Christie’s cancels Dubai sale of Middle Eastern art
March auction will return to the Emirate in spring 2021, but is cancelled this year due to new strategy and constrained supply of works
Christie’s has cancelled its annual Middle Eastern art sale in Dubai this year, citing a “new auction format” for 2021, alongside a squeezed supply of works and a “more focused” market. The sale was due to take place in March.
The firm, which has been holding auctions in the Emirate for 15 years, will now hold one Dubai sale during 2020—of watches on 11 April—with a preview of art highlights from the London sales in March to coincide with Art Dubai. It will also hold charity auctions in Abu Dhabi and in Saudi Arabia at the end of this month.
Michael Jeha, Christie’s Middle East chairman, says the company “will be focusing on one major art sale in 2020 to take place in London [in October]”.
Christie’s previously held biannual sales seasons in Dubai, but in 2017 moved the autumn edition of the Modern and Contemporary Middle Eastern art to London, in order to “internationalise” the market.
However, Christie’s plans to hold both a watches sale and an auction of Modern and Contemporary Middle Eastern art in Spring 2021 (the exact date is dependent on both the international auction calendar and on when Ramadan falls, Jeha says).
“We were already having conversations about the Dubai art sales, from a curatorial and content perspective, increasing the contemporary component of the sale,” Jeha says. “By the time we agreed on the strategy, it was too late to hold an April auction of Middle Eastern art in Dubai.”
On whether a lack of supply and regional instability influenced the decision, Jeha says: “I think that explains why we took the decision that holding one sale a year [of Middle Eastern Modern and contemporary art] in London was the best way forward, at the moment, to meet the needs of collectors and the wider market. But that can easily change.”
He adds “there are supply constraints for top quality works” but attributes this to the fact that many “key works” have been sold—by Christie’s and others—into museum collections. “The supply of top quality Modern Middle Eastern works is thinning and the market has matured, with demand more selective,” Jeha says. “In the early days, you had many collectors coming into the market and buying lots of different artists. Now 15 years later, they are a lot more focused on a few artists. So that also had an impact.”

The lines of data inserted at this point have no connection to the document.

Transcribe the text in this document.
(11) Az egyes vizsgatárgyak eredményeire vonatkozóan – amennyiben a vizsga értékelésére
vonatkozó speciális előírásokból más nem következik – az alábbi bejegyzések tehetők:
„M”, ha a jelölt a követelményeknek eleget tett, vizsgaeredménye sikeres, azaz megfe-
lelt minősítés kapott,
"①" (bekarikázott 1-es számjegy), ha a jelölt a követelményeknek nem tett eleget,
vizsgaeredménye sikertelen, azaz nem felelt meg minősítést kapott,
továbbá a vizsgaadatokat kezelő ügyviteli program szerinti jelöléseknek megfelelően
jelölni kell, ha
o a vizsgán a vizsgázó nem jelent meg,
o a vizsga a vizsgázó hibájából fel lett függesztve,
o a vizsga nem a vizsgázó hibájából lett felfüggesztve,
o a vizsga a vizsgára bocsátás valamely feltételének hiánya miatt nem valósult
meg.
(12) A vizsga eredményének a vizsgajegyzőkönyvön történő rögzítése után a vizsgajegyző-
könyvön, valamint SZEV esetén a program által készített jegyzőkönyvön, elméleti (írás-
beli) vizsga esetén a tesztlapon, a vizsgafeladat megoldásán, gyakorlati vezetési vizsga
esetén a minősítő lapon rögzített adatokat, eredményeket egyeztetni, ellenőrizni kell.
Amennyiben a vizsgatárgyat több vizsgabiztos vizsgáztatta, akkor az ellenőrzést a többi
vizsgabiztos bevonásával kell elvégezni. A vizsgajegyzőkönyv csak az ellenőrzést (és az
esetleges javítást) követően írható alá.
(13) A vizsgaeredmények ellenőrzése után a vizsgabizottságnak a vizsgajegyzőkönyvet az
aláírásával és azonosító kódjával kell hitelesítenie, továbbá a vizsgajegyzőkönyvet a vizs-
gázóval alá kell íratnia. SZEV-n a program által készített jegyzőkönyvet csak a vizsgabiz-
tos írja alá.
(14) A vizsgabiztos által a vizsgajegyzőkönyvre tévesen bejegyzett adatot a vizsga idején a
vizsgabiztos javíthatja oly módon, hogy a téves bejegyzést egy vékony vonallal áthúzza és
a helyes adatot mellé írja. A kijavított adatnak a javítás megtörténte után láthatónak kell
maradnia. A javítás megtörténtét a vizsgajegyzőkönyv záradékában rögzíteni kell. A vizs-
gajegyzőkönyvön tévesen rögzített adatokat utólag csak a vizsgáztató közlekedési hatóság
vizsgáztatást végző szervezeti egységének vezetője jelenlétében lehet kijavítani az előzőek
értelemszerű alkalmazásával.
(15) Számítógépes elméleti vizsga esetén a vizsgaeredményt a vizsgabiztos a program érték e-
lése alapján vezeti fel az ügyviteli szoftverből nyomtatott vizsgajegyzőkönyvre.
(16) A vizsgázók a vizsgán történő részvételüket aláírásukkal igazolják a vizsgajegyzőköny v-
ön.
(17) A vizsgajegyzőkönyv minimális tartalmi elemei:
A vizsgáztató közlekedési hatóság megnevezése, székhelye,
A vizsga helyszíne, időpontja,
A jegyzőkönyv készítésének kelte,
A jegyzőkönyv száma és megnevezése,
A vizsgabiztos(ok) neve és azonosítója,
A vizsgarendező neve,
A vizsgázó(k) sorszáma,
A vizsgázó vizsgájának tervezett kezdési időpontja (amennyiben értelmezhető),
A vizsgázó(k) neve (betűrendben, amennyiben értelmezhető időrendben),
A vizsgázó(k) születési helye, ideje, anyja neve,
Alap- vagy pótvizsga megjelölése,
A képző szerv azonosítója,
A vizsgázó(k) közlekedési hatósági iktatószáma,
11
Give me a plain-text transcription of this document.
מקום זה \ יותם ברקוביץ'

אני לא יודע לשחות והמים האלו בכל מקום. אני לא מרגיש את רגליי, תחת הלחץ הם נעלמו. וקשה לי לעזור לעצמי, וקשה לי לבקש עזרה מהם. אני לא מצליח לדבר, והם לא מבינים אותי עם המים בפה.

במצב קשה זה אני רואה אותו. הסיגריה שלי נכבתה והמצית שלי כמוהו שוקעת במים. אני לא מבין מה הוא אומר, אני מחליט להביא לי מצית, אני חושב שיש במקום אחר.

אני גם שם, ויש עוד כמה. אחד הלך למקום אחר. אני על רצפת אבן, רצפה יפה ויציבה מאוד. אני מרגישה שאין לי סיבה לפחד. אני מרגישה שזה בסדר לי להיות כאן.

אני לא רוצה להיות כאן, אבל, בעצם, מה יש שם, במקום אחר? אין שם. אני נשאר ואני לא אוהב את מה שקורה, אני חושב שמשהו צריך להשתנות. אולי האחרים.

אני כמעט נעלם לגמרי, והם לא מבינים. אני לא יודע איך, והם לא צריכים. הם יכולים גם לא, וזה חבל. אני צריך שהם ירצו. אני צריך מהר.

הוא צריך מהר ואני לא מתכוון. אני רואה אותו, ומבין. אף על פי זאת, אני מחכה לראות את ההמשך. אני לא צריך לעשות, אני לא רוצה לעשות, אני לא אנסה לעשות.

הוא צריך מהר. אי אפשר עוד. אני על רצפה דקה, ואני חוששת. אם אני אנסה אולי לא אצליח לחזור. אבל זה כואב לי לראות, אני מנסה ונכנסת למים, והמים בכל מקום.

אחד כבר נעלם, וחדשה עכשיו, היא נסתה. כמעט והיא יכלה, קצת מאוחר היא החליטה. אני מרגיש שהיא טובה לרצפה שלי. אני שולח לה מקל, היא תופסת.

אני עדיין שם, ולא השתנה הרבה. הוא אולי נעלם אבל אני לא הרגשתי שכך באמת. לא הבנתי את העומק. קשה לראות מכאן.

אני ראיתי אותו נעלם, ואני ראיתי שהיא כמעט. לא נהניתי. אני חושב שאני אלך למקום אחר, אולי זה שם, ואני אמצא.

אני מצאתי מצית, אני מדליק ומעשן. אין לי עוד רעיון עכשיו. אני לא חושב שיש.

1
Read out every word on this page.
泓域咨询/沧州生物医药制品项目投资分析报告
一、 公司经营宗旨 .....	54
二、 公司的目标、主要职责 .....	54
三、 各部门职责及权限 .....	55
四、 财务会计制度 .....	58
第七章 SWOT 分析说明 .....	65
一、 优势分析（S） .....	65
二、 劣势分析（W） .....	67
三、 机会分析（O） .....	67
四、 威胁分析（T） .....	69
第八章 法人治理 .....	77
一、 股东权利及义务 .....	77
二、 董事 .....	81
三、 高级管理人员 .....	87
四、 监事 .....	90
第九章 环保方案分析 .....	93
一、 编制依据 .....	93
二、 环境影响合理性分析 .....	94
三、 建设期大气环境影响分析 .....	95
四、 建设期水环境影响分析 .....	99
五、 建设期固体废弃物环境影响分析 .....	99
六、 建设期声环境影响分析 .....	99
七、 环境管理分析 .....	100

The move comes against a backdrop of an economic slowdown in Dubai and a banking crisis in Lebanon—traditionally a strong buying base for Middle Eastern art and a market focus of auction houses in the past couple of years—leading to restrictions on money being taken out of the country. The UAE’s art market has also been impacted by Western tensions with—and sanctions upon—Iran, where money cannot be transferred out of the country from Iranian bank accounts; the blockade of Qatar; and regional instability.
The Dubai-based dealer Charlie Pocock of Meem Gallery thinks supply has been “dredged” by too many auctions. “I have highlighted over the past two years to the head of departments at all three auction houses (Christie’s, Sotheby’s and Bonhams) that with six sales a year [between them] of 100 lots each, there will be no work left to offer clients.”
Meanwhile, Sotheby’s (which has an office in Dubai but holds its Middle Eastern art sales in London) will move its 20th Century Art: Middle East sale—traditionally held in April with the other Middle Eastern art sales—to 24 March to coincide with its Modern & Contemporary African Art sale (25 March), both in London. The move is intended to “shake things up a bit” and “explore the synergies between the categories—both of which are young, fresh markets” a spokeswoman says. She adds: “Dubai is one of our strongest markets and we are also looking a lot to Saudi as an emerging market.”